I admitted in a blog post back in early August to getting excited about a couple of things — our fly predators and composting. Well, that blog was all about fly predators, and this one is about composting!
When you have as many large animals as we do — 30 horses — you end up with a lot of manure and stall bedding. We compost it in long, narrow piles called windrows, then spread it on our pastures as a wonderful soil amendment using our tractor-powered manure spreader. The reason I get so worked up about composting is because of how incredible it really is. Lots of tiny invisible microbes break down all this organic matter and over time, turn it into something that looks like rich top soil. All we need to do is pile it up, keep it moist, and turn it. Then turn it again … and again … and again.
Over the course of several months, it goes from looking like this:
To this:
Our employee Cindy took both of these photos this afternoon, when she and I were out turning the windrows with the two tractors. That small pile in the very top photo is stuff collected from the barn stalls over the summer, so there isn’t much yet … but this will become the "starter pile" that will serve as the heat engine of a new windrow this winter.

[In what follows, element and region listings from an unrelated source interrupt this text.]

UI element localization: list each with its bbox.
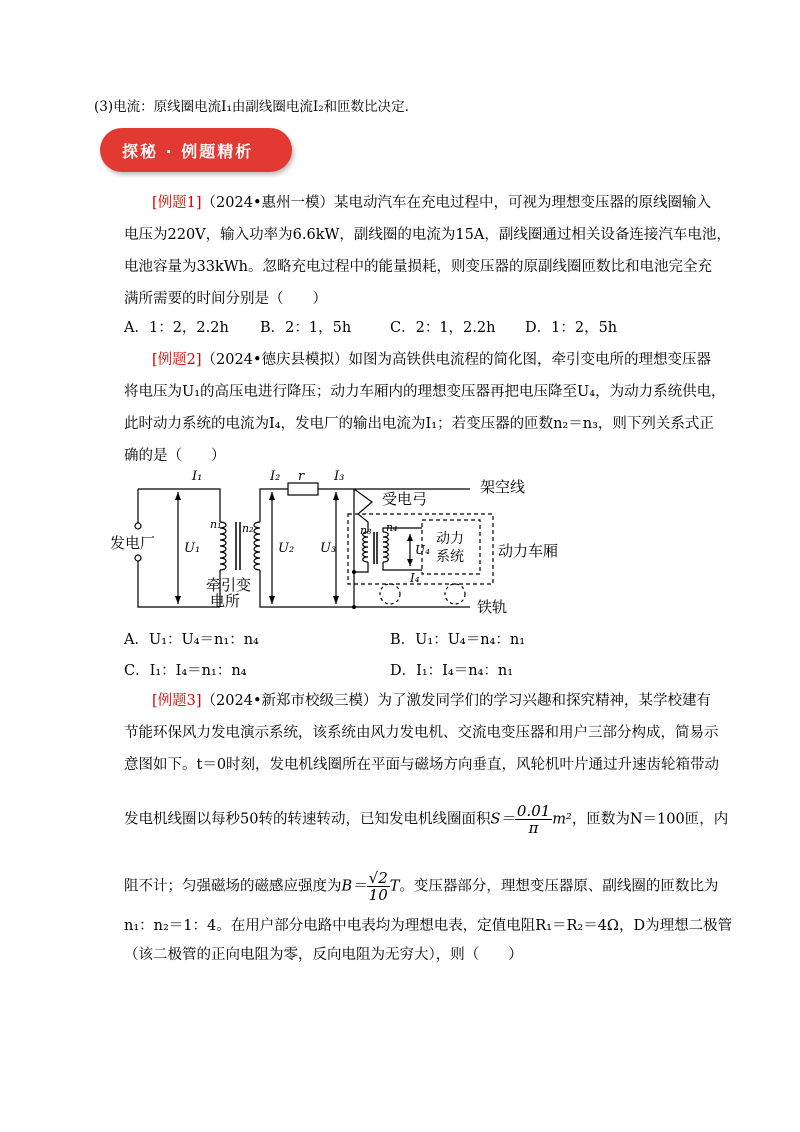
- label-power-system-2: 系统: [436, 549, 464, 565]
- example-3-line-2: 节能环保风力发电演示系统，该系统由风力发电机、交流电变压器和用户三部分构成，简易示: [124, 725, 719, 741]
- section-banner: [100, 128, 292, 172]
- label-power-system-1: 动力: [436, 531, 464, 547]
- field-numerator: √2: [368, 869, 388, 887]
- example-3-line-4-end: ，匝数为N＝100匝，内: [571, 811, 729, 828]
- field-fraction: [367, 870, 390, 903]
- example-3-line-5: [124, 870, 718, 903]
- example-2-tag: [例题2]: [152, 352, 202, 368]
- area-denominator: π: [528, 819, 539, 837]
- example-1-line-4: 满所需要的时间分别是（ ）: [124, 291, 327, 307]
- example-2-line-2: 将电压为U₁的高压电进行降压；动力车厢内的理想变压器再把电压降至U₄，为动力系统供电，: [124, 384, 726, 400]
- example-2-text: 如图为高铁供电流程的简化图，牵引变电所的理想变压器: [348, 352, 712, 368]
- railway-power-diagram: [110, 462, 559, 622]
- label-i2: I₂: [270, 469, 281, 484]
- example-2-line-4: 确的是（ ）: [124, 448, 226, 464]
- label-power-plant: 发电厂: [110, 534, 156, 552]
- label-i3: I₃: [334, 469, 345, 484]
- label-substation-2: 电所: [210, 592, 241, 610]
- example-1-option-d[interactable]: D．1：2，5h: [525, 320, 618, 336]
- label-pantograph: 受电弓: [382, 490, 428, 508]
- field-denominator: 10: [368, 886, 388, 904]
- example-2-option-b[interactable]: B．U₁：U₄＝n₄：n₁: [390, 632, 526, 648]
- example-3-line-5-end: 。变压器部分，理想变压器原、副线圈的匝数比为: [399, 878, 719, 895]
- example-3-line-7: （该二极管的正向电阻为零，反向电阻为无穷大），则（ ）: [124, 947, 523, 963]
- example-2-option-d[interactable]: D．I₁：I₄＝n₄：n₁: [390, 663, 514, 679]
- area-fraction: [515, 803, 552, 836]
- example-2-source: （2024•德庆县模拟）: [201, 352, 349, 368]
- label-i4: I₄: [410, 571, 420, 585]
- example-3-line-6: n₁：n₂＝1：4。在用户部分电路中电表均为理想电表，定值电阻R₁＝R₂＝4Ω，D为理想二极管: [124, 918, 733, 934]
- example-1-line-3: 电池容量为33kWh。忽略充电过程中的能量损耗，则变压器的原副线圈匝数比和电池完全充: [124, 259, 712, 275]
- example-3-line-1: [152, 691, 711, 711]
- example-3-line-4: [124, 803, 728, 836]
- example-3-line-4-start: 发电机线圈以每秒50转的转速转动，已知发电机线圈面积: [124, 811, 491, 828]
- label-u4: U₄: [415, 543, 430, 557]
- example-3-tag: [例题3]: [152, 693, 202, 709]
- label-u2: U₂: [278, 541, 295, 556]
- label-overhead: 架空线: [480, 478, 526, 496]
- example-1-option-b[interactable]: B．2：1，5h: [260, 320, 352, 336]
- banner-text: 探秘 · 例题精析: [122, 142, 254, 161]
- example-1-option-a[interactable]: A．1：2，2.2h: [124, 320, 229, 336]
- example-2-option-c[interactable]: C．I₁：I₄＝n₁：n₄: [124, 663, 247, 679]
- label-n2: n₂: [242, 522, 254, 535]
- example-3-line-3: 意图如下。t＝0时刻，发电机线圈所在平面与磁场方向垂直，风轮机叶片通过升速齿轮箱带动: [124, 757, 720, 773]
- example-3-text: 为了激发同学们的学习兴趣和探究精神，某学校建有: [377, 693, 712, 709]
- example-1-option-c[interactable]: C．2：1，2.2h: [390, 320, 496, 336]
- label-u1: U₁: [184, 541, 201, 556]
- label-n4: n₄: [386, 521, 398, 534]
- example-2-line-3: 此时动力系统的电流为I₄，发电厂的输出电流为I₁；若变压器的匝数n₂＝n₃，则下列关系式正: [124, 416, 714, 432]
- example-1-line-2: 电压为220V，输入功率为6.6kW，副线圈的电流为15A，副线圈通过相关设备连接汽车电池，: [124, 227, 731, 243]
- label-rail: 铁轨: [477, 598, 508, 616]
- area-lhs: S＝: [490, 811, 515, 828]
- label-i1: I₁: [192, 469, 203, 484]
- example-1-tag: [例题1]: [152, 195, 202, 211]
- example-2-line-1: [152, 350, 711, 370]
- example-3-source: （2024•新郑市校级三模）: [201, 693, 378, 709]
- field-lhs: B＝: [341, 878, 367, 895]
- label-n1: n₁: [210, 518, 222, 531]
- example-1-source: （2024•惠州一模）: [201, 195, 335, 211]
- label-car: 动力车厢: [498, 542, 559, 560]
- example-2-option-a[interactable]: A．U₁：U₄＝n₁：n₄: [124, 632, 259, 648]
- label-substation-1: 牵引变: [206, 576, 252, 594]
- example-3-line-5-start: 阻不计；匀强磁场的磁感应强度为: [124, 878, 342, 895]
- label-u3: U₃: [320, 541, 337, 556]
- area-numerator: 0.01: [516, 802, 551, 820]
- label-r: r: [298, 469, 305, 484]
- intro-line: (3)电流：原线圈电流I₁由副线圈电流I₂和匝数比决定.: [94, 99, 409, 115]
- field-unit: T: [389, 878, 400, 895]
- area-unit: m²: [552, 811, 572, 828]
- example-1-text: 某电动汽车在充电过程中，可视为理想变压器的原线圈输入: [334, 195, 712, 211]
- example-1-line-1: [152, 193, 711, 213]
- label-n3: n₃: [360, 524, 372, 537]
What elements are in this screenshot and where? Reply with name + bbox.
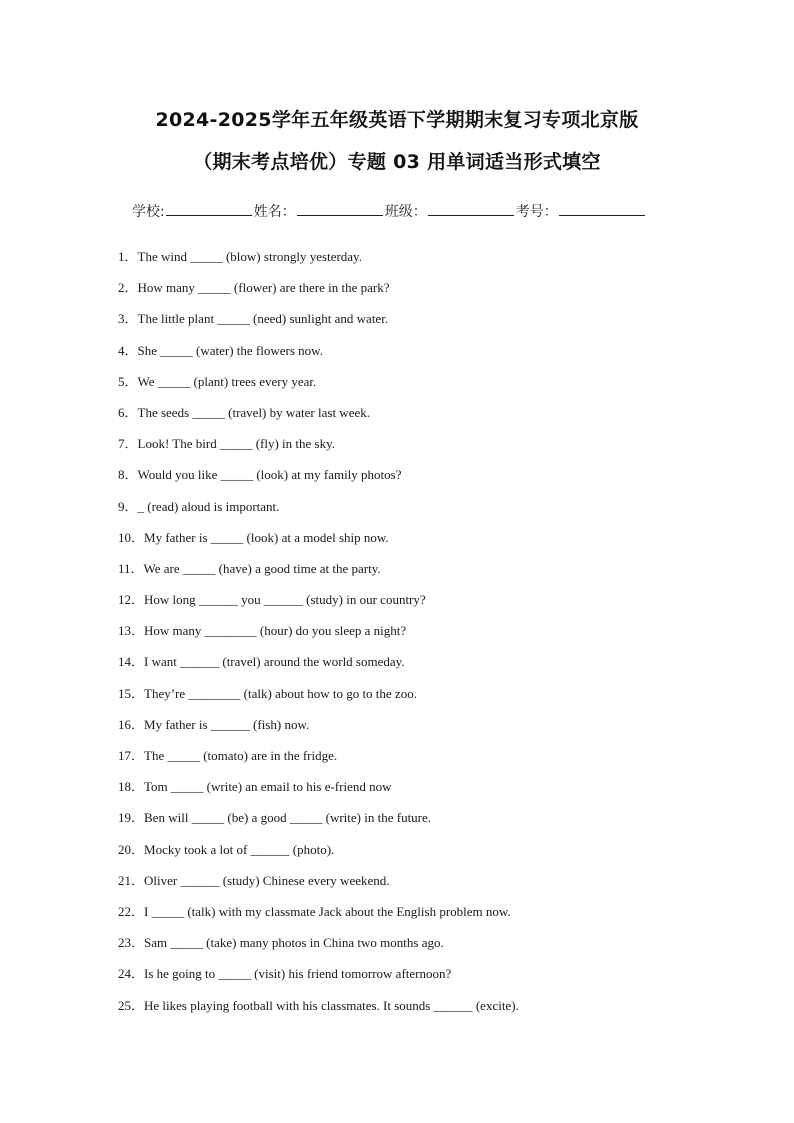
student-info-row xyxy=(132,201,647,221)
question-item xyxy=(118,404,678,435)
question-item xyxy=(118,965,678,996)
question-text: _ (read) aloud is important. xyxy=(137,498,280,514)
question-number: 22． xyxy=(118,903,145,919)
question-text: How long ______ you ______ (study) in our country? xyxy=(144,592,426,608)
question-item xyxy=(118,809,678,840)
question-text: Oliver ______ (study) Chinese every weekend. xyxy=(144,872,390,888)
question-number: 7． xyxy=(118,436,138,452)
question-text: How many _____ (flower) are there in the park? xyxy=(137,280,390,296)
question-item xyxy=(118,529,678,560)
question-text: They’re ________ (talk) about how to go to the zoo. xyxy=(144,685,417,701)
question-number: 20． xyxy=(118,841,145,857)
question-text: She _____ (water) the flowers now. xyxy=(137,342,323,358)
exam-number-blank xyxy=(559,201,645,216)
question-text: The _____ (tomato) are in the fridge. xyxy=(144,748,338,763)
question-item xyxy=(118,997,678,1028)
question-number: 15． xyxy=(118,685,145,701)
question-text: Tom _____ (write) an email to his e-friend now xyxy=(144,779,392,795)
question-text: The seeds _____ (travel) by water last week. xyxy=(137,404,370,420)
document-title: 2024-2025学年五年级英语下学期期末复习专项北京版 xyxy=(155,109,639,131)
question-number: 9． xyxy=(118,498,138,514)
question-item xyxy=(118,248,678,279)
question-text: Look! The bird _____ (fly) in the sky. xyxy=(137,436,336,452)
name-blank xyxy=(297,201,383,216)
question-text: We _____ (plant) trees every year. xyxy=(137,373,317,389)
question-text: Is he going to _____ (visit) his friend tomorrow afternoon? xyxy=(144,966,452,982)
question-item xyxy=(118,903,678,934)
question-number: 18． xyxy=(118,779,145,795)
question-item xyxy=(118,841,678,872)
question-item xyxy=(118,778,678,809)
question-number: 16． xyxy=(118,716,145,732)
question-text: I want ______ (travel) around the world someday. xyxy=(144,654,405,670)
class-blank xyxy=(428,201,514,216)
school-blank xyxy=(166,201,252,216)
question-number: 4． xyxy=(118,342,138,358)
question-text: Sam _____ (take) many photos in China two months ago. xyxy=(144,935,444,951)
question-number: 17． xyxy=(118,748,145,763)
question-item xyxy=(118,310,678,341)
class-label: 班级： xyxy=(384,204,427,220)
question-item xyxy=(118,342,678,373)
question-text: I _____ (talk) with my classmate Jack about the English problem now. xyxy=(144,903,511,919)
question-item xyxy=(118,591,678,622)
question-number: 23． xyxy=(118,935,145,951)
question-item xyxy=(118,498,678,529)
question-number: 11． xyxy=(118,560,144,576)
question-number: 12． xyxy=(118,592,145,608)
question-item xyxy=(118,560,678,591)
question-number: 24． xyxy=(118,966,145,982)
question-number: 5． xyxy=(118,373,138,389)
question-item xyxy=(118,622,678,653)
question-text: Mocky took a lot of ______ (photo). xyxy=(144,841,335,857)
question-number: 6． xyxy=(118,404,138,420)
name-label: 姓名： xyxy=(253,204,296,220)
question-number: 3． xyxy=(118,311,138,327)
question-number: 8． xyxy=(118,467,138,483)
question-text: Would you like _____ (look) at my family photos? xyxy=(137,467,402,483)
question-number: 14． xyxy=(118,654,145,670)
question-item xyxy=(118,716,678,747)
question-item xyxy=(118,435,678,466)
exam-number-label: 考号： xyxy=(515,204,558,220)
question-item xyxy=(118,466,678,497)
document-subtitle: （期末考点培优）专题 03 用单词适当形式填空 xyxy=(193,151,601,173)
question-item xyxy=(118,747,678,778)
question-number: 1． xyxy=(118,249,138,264)
question-number: 25． xyxy=(118,997,145,1013)
question-text: My father is _____ (look) at a model ship now. xyxy=(144,529,389,545)
question-item xyxy=(118,685,678,716)
question-number: 19． xyxy=(118,810,145,826)
question-item xyxy=(118,934,678,965)
question-text: We are _____ (have) a good time at the party. xyxy=(143,560,381,576)
question-number: 10． xyxy=(118,529,145,545)
question-item xyxy=(118,373,678,404)
question-text: The wind _____ (blow) strongly yesterday. xyxy=(137,249,362,264)
question-number: 13． xyxy=(118,623,145,639)
question-number: 2． xyxy=(118,280,138,296)
question-list xyxy=(118,248,678,1028)
question-text: Ben will _____ (be) a good _____ (write) in the future. xyxy=(144,810,432,826)
question-number: 21． xyxy=(118,872,145,888)
question-text: The little plant _____ (need) sunlight and water. xyxy=(137,311,389,327)
question-item xyxy=(118,653,678,684)
question-text: My father is ______ (fish) now. xyxy=(144,716,310,732)
school-label: 学校: xyxy=(132,204,165,220)
question-item xyxy=(118,279,678,310)
question-text: How many ________ (hour) do you sleep a night? xyxy=(144,623,407,639)
question-text: He likes playing football with his classmates. It sounds ______ (excite). xyxy=(144,997,519,1013)
question-item xyxy=(118,872,678,903)
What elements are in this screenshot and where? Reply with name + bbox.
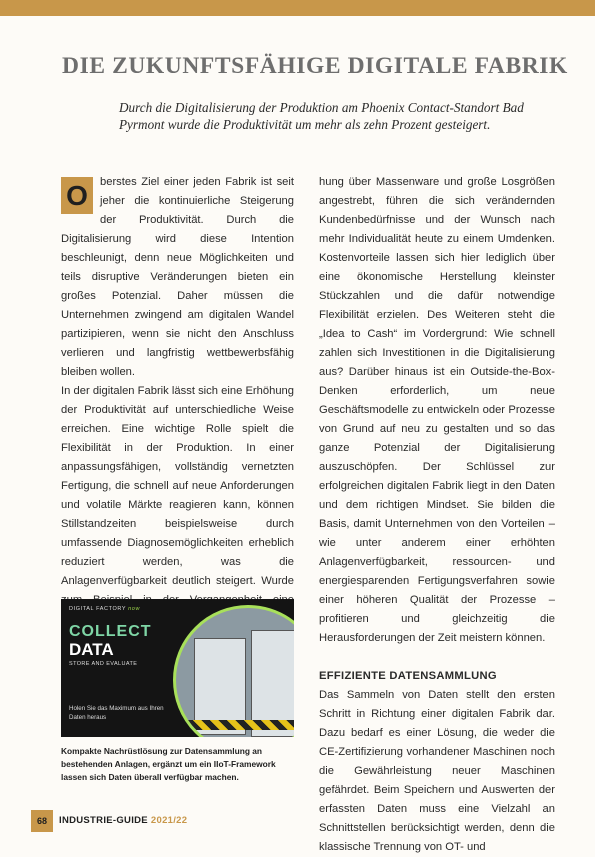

Here’s a photo I took of Cindy moving one of our three windrows, this being the center one:
This is the windrow that is the oldest and most thoroughly "cooked." Today will be the last time we turn it. Now we will leave it alone to cure for the next several weeks, and it will be the first one we spread on the pastures this fall. But before we get buried in snow, we will have all three windrows spread on the fields. And that gives me one more opportunity to blog about compost!